Appeal from the United States District Court for the Southern District of Florida. (No. 92-8444-CIV-JAG). Jose A. Gonzalez, Jr., Judge.
Before Edmondson, Circuit Judge, and Fay and Gibson,*fn* Senior Circuit Judges.
FAY, Senior Circuit Judge:
This appeal arises from the District Court's judgment as a matter of law in favor of the defendants. The plaintiffs, Carl and Mary Veale, brought suit under the Truth in Lending Act (TILA), alleging that Citibank did not provide the required material disclosures in connection with a home mortgage loan. Because Citibank did not violate TILA as a matter of law, we affirm.

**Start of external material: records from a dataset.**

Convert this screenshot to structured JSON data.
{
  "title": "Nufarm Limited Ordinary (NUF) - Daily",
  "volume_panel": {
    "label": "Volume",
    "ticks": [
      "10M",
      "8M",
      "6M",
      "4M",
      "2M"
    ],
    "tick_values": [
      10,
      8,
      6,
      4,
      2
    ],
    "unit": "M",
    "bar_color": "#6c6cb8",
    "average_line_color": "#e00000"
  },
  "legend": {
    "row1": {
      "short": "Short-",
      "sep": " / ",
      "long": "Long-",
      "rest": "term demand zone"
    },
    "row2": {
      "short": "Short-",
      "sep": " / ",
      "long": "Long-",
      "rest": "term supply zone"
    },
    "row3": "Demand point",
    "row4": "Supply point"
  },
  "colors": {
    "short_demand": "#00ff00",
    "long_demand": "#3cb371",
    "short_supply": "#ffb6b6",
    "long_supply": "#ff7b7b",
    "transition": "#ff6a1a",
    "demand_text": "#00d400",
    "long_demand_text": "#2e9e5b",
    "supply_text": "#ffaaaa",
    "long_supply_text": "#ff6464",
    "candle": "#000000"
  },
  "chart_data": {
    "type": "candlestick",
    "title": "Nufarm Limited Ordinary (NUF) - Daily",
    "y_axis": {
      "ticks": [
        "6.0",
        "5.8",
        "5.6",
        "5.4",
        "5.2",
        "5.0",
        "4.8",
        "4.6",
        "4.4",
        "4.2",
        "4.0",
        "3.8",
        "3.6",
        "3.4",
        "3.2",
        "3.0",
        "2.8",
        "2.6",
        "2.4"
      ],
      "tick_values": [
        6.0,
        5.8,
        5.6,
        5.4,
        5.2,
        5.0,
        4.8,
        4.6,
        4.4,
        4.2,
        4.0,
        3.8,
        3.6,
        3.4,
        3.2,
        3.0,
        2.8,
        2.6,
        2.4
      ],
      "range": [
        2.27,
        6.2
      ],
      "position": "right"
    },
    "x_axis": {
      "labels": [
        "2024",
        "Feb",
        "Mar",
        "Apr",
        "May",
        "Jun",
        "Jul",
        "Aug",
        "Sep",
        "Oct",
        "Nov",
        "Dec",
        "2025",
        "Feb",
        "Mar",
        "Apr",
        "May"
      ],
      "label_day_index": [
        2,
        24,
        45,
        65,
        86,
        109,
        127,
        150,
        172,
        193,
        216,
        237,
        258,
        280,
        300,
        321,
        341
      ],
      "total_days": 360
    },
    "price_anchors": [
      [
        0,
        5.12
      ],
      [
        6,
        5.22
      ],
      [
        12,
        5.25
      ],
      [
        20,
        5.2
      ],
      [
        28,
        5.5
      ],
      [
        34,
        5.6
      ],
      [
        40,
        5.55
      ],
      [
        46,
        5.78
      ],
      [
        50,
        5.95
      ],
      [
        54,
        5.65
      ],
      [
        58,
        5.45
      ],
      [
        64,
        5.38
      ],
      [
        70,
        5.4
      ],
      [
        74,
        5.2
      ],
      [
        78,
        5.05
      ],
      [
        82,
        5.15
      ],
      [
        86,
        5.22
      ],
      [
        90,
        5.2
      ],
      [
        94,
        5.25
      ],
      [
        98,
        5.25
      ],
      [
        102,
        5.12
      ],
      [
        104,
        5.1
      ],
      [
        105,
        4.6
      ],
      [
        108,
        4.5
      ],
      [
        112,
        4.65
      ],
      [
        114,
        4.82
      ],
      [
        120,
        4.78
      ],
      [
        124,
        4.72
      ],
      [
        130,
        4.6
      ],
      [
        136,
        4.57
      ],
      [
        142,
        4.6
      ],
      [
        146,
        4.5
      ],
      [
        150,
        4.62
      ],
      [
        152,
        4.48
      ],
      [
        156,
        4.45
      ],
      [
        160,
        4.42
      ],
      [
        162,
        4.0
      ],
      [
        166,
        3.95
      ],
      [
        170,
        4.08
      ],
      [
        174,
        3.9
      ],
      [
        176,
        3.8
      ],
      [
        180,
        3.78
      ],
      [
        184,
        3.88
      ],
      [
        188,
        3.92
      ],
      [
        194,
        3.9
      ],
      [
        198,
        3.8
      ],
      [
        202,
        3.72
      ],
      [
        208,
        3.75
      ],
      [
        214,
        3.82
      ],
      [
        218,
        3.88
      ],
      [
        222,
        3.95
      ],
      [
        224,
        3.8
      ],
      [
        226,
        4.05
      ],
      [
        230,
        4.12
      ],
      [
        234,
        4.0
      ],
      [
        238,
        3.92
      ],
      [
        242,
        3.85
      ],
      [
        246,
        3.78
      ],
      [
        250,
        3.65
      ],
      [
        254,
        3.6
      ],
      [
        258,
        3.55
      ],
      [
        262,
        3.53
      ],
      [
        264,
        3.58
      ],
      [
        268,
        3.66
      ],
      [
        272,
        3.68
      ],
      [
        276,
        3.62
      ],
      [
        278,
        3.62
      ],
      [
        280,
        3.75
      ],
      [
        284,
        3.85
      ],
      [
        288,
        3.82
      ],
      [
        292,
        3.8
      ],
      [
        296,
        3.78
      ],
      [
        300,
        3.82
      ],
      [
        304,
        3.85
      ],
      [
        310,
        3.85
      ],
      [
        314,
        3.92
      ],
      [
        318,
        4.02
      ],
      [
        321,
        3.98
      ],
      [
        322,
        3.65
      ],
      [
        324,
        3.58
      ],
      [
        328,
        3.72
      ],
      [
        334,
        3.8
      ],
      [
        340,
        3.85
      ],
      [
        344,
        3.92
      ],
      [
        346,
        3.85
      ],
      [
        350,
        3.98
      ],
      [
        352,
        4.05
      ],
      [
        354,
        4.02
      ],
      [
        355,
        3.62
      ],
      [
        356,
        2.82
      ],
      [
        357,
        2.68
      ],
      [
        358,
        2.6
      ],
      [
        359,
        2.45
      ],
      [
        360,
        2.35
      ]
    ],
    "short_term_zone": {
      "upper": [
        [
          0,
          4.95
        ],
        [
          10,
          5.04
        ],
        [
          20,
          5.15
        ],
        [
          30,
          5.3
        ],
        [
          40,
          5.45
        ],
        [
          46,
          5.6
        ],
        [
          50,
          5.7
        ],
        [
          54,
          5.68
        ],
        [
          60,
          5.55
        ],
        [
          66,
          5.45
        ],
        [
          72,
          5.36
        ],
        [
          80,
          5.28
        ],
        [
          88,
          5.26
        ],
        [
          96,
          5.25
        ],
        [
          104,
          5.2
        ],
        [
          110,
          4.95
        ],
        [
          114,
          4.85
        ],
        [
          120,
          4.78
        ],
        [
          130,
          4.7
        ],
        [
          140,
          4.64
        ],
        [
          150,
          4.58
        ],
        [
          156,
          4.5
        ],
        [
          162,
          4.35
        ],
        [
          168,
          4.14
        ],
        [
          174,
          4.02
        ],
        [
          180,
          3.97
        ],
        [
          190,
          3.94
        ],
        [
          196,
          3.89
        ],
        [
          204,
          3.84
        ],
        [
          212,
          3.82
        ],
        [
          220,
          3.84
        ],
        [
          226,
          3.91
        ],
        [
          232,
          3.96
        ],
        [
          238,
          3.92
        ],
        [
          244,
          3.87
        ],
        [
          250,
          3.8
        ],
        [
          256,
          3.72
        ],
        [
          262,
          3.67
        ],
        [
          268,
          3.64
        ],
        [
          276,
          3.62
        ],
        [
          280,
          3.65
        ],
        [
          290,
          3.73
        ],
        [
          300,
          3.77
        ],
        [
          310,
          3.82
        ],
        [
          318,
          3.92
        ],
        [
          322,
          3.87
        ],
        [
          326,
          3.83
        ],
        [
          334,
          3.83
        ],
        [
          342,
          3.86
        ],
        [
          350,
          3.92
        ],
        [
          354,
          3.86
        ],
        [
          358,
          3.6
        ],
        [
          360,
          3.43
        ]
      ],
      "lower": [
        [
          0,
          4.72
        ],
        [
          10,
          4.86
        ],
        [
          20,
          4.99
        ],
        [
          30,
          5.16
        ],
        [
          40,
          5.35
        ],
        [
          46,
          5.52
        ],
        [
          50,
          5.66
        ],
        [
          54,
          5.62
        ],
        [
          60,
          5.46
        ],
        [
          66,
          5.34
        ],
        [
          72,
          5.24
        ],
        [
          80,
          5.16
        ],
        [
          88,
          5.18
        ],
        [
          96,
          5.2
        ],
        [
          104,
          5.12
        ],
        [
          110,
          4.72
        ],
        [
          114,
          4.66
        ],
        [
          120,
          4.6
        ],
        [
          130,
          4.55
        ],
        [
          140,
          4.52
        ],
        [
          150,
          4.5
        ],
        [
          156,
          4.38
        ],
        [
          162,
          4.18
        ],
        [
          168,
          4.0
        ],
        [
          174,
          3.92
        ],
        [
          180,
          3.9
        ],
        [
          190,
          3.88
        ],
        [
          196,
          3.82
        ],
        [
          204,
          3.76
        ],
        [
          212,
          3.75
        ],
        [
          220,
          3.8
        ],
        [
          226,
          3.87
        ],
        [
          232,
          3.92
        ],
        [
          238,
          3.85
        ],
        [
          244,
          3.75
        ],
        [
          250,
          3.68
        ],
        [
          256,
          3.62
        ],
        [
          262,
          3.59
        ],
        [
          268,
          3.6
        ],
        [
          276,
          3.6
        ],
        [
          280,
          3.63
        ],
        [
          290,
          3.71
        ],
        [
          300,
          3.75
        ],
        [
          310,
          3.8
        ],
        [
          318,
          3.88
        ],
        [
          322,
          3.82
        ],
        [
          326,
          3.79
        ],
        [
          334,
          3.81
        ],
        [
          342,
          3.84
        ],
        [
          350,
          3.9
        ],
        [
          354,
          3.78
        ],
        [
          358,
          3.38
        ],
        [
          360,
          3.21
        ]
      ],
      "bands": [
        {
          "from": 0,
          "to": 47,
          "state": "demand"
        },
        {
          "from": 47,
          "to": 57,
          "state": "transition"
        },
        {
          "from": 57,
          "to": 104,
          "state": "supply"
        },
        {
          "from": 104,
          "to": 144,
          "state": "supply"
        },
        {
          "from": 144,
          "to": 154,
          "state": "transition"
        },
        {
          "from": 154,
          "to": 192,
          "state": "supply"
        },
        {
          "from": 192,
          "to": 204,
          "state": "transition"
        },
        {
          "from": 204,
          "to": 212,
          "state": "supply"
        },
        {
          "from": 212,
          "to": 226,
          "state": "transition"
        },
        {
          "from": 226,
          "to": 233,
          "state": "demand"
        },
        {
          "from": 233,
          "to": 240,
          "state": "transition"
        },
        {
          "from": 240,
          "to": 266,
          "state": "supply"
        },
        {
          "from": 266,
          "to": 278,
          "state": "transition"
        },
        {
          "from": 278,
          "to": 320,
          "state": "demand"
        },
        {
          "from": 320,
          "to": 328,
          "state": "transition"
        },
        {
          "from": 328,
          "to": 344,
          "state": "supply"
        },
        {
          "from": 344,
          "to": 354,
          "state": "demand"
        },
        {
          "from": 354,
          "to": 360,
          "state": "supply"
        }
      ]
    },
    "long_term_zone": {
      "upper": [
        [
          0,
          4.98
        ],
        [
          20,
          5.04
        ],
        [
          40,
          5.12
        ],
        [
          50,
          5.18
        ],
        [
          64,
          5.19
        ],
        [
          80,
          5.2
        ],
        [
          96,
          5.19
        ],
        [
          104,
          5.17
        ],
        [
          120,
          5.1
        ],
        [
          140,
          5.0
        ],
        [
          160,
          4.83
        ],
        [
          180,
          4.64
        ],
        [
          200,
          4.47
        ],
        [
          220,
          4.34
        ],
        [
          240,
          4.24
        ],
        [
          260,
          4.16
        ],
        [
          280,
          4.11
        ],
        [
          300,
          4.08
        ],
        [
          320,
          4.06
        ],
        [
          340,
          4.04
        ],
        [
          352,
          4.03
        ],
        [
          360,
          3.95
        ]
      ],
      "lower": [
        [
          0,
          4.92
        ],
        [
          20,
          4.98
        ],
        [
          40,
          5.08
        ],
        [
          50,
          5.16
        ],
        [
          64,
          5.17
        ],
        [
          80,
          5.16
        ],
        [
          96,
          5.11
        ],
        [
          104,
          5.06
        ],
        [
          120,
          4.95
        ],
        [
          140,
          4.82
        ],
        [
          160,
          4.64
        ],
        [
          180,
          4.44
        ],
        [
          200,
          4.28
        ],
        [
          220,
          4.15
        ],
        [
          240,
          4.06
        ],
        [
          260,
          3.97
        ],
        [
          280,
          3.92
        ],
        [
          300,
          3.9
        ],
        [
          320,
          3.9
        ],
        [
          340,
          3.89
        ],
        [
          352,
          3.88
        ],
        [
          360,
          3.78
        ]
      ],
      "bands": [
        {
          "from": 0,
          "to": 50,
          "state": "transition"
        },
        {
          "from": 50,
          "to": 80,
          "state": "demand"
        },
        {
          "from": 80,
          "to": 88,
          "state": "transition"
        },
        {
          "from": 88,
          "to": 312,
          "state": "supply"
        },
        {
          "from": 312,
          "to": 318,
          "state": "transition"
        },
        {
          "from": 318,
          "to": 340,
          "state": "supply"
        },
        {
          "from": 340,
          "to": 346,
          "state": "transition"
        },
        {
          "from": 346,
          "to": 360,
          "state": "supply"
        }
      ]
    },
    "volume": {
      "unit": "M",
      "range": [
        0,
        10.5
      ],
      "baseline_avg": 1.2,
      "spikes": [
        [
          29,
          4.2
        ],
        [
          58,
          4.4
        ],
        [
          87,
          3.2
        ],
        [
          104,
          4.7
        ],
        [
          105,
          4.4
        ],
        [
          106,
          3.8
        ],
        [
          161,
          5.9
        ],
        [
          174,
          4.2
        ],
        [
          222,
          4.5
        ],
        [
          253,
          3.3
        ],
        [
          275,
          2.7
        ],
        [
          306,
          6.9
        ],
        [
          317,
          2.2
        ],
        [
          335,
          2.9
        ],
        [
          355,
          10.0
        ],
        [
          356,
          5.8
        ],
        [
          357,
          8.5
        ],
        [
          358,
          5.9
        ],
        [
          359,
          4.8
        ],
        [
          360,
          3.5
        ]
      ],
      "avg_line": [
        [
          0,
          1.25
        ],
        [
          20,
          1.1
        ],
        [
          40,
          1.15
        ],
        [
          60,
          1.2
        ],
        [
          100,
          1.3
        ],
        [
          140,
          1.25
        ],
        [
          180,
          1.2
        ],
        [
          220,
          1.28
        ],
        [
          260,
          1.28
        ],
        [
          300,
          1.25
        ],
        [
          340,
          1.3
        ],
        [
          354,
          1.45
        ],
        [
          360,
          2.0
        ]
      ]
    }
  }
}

In July of 1989, the Veales borrowed $361,800 from Citibank. The loan was secured by a first security interest in the Veale's primary residence. The Veale's used the money to pay off $24,825.98 previously owed to Citibank and to pay off two other mortgages retained by two other lenders. The rest of the loan was used to pay $269.05 to Epic Mortgage, a $723.60 intangible tax, a $53.40 recording fee, a $6.60 release fee, $582.70 in documentary stamps, $2,571.00 in title insurance, a $21.00 Airborne fee, and $835.00 in prepaid finance charges. The Veales did not retain any of the loan proceeds.
According to the note, the loan was "payable in 84 installments, the first one of $3,582.87, 83 of $3,582.87, and 1 of $350,565.12." Thus the note obviously contained a typographical error, as it could not require both 84 and 85 payments. The Truth in Lending disclosure statement listed 84 payments: 83 plus the final balloon payment.
The Truth in Lending recision notice provided by Citibank gave the Veales until midnight of July 29, 1989 to rescind the transaction. On July 31, 1989, the Veales executed a Verification of Election not to Cancel.
In September of 1991, the Veales defaulted. Citibank sued for foreclosure in state court. In June of 1992, the Veales attempted to rescind the transaction under TILA, but Citibank rejected the demand for recision. Citibank purchased the property at the state court foreclosure sale.
The Veales brought suit in United States District Court, alleging that Citibank violated the TILA disclosure requirements and demanding recision. The Veales moved for summary judgment but the District Court denied the motion. At the close of the Veale's case during a non-jury trial, Citibank moved for judgment as a matter of law under Rule 52(c) of the Federal Rules of Civil Procedure.*fn1 The District Court granted the motion and entered judgment for Citibank.
We review conclusions of law de novo but do not disturb findings of fact unless they are clearly erroneous. See U.S. v. Thomas, 62 F.3d 1332, 1336 (11th Cir.1995), cert. denied, U.S., 116 S. Ct. 1058, 134 L. Ed. 2d 202 (1996).